When I was a student, many McGill student councillors opted to go on Birthright, and nobody said a word. Blatant anti-Israel views were relegated to the fringe of the fringe Left.
In 2012, with the rise of the Black Lives Matter movement and its opportunistic infiltration by anti-Israel activists, I noticed a paradigm shift. 2012 was the big inflection point. It was downhill from there.
I graduated in 2013. In the years that followed, we had four BDS referendums in 2 years. With each one, BDS lost by a smaller margin. Finally, at the last one, BDS won, but was declared unconstitutional by the Judicial Board, due to discrimination against students by national origin. The Joseph Goebbels-style tactics – if you repeat a lie enough times to the public, they end up believing it to be true regardless of how far-fetched it is – had won out. Since then, the Students’ Society of McGill University (SSMU) has been behaving as if the motion had been ratified, arguing that despite the J-Board decision, BDS reflects the opinions of their constituents.
I remember the “queer Palestinians” who hung out in “progressive” circles. They, I later discovered, as I followed them on social media in the years after they graduated, were the children of the Fatah and Hamas elite, who saw their charade as a means to an end, a way to bond with and subsequently sway well-meaning, impressionable leftist circles, students looking for a cause. (Who else in the PA could afford to study abroad and pay international tuition?) When they graduated, many moved back to the Palestinian Territories, removed their septum rings, grew out their pixie cuts, and married the opposite sex in lavish ceremonies. The veneer of the liberated yet oppressed “progressive Palestinian” who was just looking for Justice was just that – a veneer. Those who stayed behind in Montreal blended into the Arab community, and also became more “traditional,” if they didn’t get the opportunity to move up the echelons in the activist world, to make the Palestinian struggle into their career.
Unlike Palestinians in Montreal – or at least, how they are perceived – we Jews had done relatively well for ourselves. We had worked hard and climbed the corporate ladder. Most of the faculty in my department were Jewish. We were the last thing people associated with “oppressed” and the first thing people associated with “success.” So it comes as no surprise that those who were conditioned with Marxist ideas, that being oppressed makes one virtuous, and that the winning team is necessarily in the wrong and had to have oppressed the losing team to get to where they are, did not take kindly to pro-Israel talking points.
But these anarcho-Marxists (which still strikes me as an oxymoron) were the fringe.

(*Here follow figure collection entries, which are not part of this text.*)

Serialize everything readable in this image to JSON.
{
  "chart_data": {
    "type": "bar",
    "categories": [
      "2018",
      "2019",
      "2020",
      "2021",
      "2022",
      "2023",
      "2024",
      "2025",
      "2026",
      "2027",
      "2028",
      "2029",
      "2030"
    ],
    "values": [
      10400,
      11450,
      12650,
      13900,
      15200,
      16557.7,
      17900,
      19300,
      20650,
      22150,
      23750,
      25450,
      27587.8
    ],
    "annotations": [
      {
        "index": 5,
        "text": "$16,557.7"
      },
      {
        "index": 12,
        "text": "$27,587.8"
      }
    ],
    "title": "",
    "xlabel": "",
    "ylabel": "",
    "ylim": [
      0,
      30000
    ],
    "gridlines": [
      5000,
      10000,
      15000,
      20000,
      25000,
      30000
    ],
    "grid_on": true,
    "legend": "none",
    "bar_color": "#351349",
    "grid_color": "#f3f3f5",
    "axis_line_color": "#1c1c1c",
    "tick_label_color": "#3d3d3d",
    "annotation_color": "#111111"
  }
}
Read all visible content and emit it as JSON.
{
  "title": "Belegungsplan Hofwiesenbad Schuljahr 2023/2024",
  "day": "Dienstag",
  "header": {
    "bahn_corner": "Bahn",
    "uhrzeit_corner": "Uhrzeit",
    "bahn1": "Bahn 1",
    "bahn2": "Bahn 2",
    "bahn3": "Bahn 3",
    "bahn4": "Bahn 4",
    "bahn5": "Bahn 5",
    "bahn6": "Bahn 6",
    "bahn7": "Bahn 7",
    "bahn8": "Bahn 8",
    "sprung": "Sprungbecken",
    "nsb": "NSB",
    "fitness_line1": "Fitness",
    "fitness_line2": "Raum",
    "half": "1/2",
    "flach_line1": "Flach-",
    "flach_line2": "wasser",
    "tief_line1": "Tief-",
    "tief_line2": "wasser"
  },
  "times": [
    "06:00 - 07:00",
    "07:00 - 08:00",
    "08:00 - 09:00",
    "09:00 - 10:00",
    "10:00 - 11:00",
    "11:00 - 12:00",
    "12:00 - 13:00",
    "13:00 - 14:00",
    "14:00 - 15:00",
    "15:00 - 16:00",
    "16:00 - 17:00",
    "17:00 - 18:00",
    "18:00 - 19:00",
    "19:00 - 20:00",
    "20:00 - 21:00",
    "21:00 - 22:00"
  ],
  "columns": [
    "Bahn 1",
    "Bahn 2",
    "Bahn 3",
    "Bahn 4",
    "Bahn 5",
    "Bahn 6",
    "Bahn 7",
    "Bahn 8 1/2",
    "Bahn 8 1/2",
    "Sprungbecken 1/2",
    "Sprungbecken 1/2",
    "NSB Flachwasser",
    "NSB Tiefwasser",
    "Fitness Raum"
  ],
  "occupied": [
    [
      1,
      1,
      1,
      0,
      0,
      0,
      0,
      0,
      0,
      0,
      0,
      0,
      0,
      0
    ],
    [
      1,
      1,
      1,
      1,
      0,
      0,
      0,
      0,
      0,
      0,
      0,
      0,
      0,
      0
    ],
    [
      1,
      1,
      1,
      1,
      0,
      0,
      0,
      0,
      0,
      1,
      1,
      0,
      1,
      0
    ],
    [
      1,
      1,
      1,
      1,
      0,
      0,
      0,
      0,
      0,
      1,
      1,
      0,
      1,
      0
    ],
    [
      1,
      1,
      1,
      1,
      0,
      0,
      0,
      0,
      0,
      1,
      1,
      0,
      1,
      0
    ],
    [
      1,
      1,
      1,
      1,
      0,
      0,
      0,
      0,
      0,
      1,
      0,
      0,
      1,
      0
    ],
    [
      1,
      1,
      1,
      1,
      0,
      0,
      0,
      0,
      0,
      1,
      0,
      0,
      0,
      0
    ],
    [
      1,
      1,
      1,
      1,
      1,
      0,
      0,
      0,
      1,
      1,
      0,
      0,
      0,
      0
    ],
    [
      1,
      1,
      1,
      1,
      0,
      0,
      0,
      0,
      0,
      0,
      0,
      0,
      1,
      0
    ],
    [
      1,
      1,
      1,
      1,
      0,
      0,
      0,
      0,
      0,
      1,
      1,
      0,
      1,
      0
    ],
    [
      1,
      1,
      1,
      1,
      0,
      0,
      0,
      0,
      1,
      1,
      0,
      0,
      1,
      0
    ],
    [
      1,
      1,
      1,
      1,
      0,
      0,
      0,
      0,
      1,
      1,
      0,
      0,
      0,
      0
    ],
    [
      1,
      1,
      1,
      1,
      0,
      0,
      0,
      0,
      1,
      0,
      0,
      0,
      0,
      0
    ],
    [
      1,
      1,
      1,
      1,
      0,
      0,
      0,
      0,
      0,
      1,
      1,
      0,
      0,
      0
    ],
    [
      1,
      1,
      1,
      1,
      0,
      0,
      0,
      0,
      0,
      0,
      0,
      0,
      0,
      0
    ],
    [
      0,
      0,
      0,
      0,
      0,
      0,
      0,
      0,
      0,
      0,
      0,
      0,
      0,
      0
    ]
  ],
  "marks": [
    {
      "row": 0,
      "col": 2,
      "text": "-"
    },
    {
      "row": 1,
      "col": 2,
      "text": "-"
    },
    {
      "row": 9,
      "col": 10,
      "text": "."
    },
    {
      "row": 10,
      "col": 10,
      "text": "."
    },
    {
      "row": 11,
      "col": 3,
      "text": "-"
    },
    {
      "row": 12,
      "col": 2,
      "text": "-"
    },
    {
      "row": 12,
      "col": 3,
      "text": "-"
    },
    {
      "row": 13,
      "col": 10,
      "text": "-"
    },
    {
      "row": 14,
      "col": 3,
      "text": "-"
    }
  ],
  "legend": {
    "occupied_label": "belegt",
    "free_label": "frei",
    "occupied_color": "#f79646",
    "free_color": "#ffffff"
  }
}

After BDS took over the Students’ Society of McGill University, Israel went from being a nation to a political view. In 2016, the largest paper at McGill, the McGill Daily, issued a statement that they wouldn’t publish anything Zionist, a policy many of us suspected they had for years, though it had suddenly become socially acceptable to say so out loud. The brazenness of that statement, to me, reflected a turning point in campus politics, and the increasing banality of antisemitism.
Recently, McGill student councilor Jordyn Wright was asked to resign from the Students Society of McGill University for agreeing to go on a politically neutral trip that exposed students to both sides, simply because it was sponsored by the Jewish student society. [It was later revealed to be funded by the Maccabee Task Force, a staunchly pro-Israel group criticized by university students for receiving funding from two donors who are publicly “known” as “right wing”*** That being said, SSMU should reflect the diversity of the student body, so left and right-sponsored “trips” should be allowed in equal measure, because intellectual curiosity should know no bounds]. Sadly this incident wouldn’t have surprised me in 2016. But what did surprise me was that the traditionally apolitical Science Undergraduate Society also asked her to resign. The message was projected loud and clear: only anti-Israel students are allowed in ANY McGill student politics.
Wright issued the following statement:
https://www.facebook.com/100000907700610/posts/3450604858313070
If an Italian wanted to go to Italy to uncover their Catholic roots, nobody would bat an eye. But if a Jew wanted to reconnect with her heritage, even if it was a left-wing J-Street-esque “seeing both sides” type of trip endorsed by Hillel, the Jewish Student Society, that was a political statement. It was suddenly a giant middle finger to Palestinian students, and therefore controversial and unacceptable. A “conflict of interest.”
If an Indian student were to visit India to see her family, or even go on a heritage trip, that wouldn’t be decried as “offending Pakistani students.” Nobody would care.
Now that McGill endorses BDS, as the hip “cause du jour” touted by influencers such as Bella Hadid and Zayn Malik, a Jew visiting her homeland is forbidden, at least if one has any political aspirations.
Aliyah is tough. Having not a single family member in this entire country is honestly torture. Living in a country without a stable government for almost a year is complicated, to say the least. But when I learn about incidents like these, I realize that if a Jew wants to live an authentic Jewish life, and be openly and proudly pro-Israel, there is a dwindling number of places where they will be accepted.
These college students are the future, and if this banality of antisemitism is the future, we have none.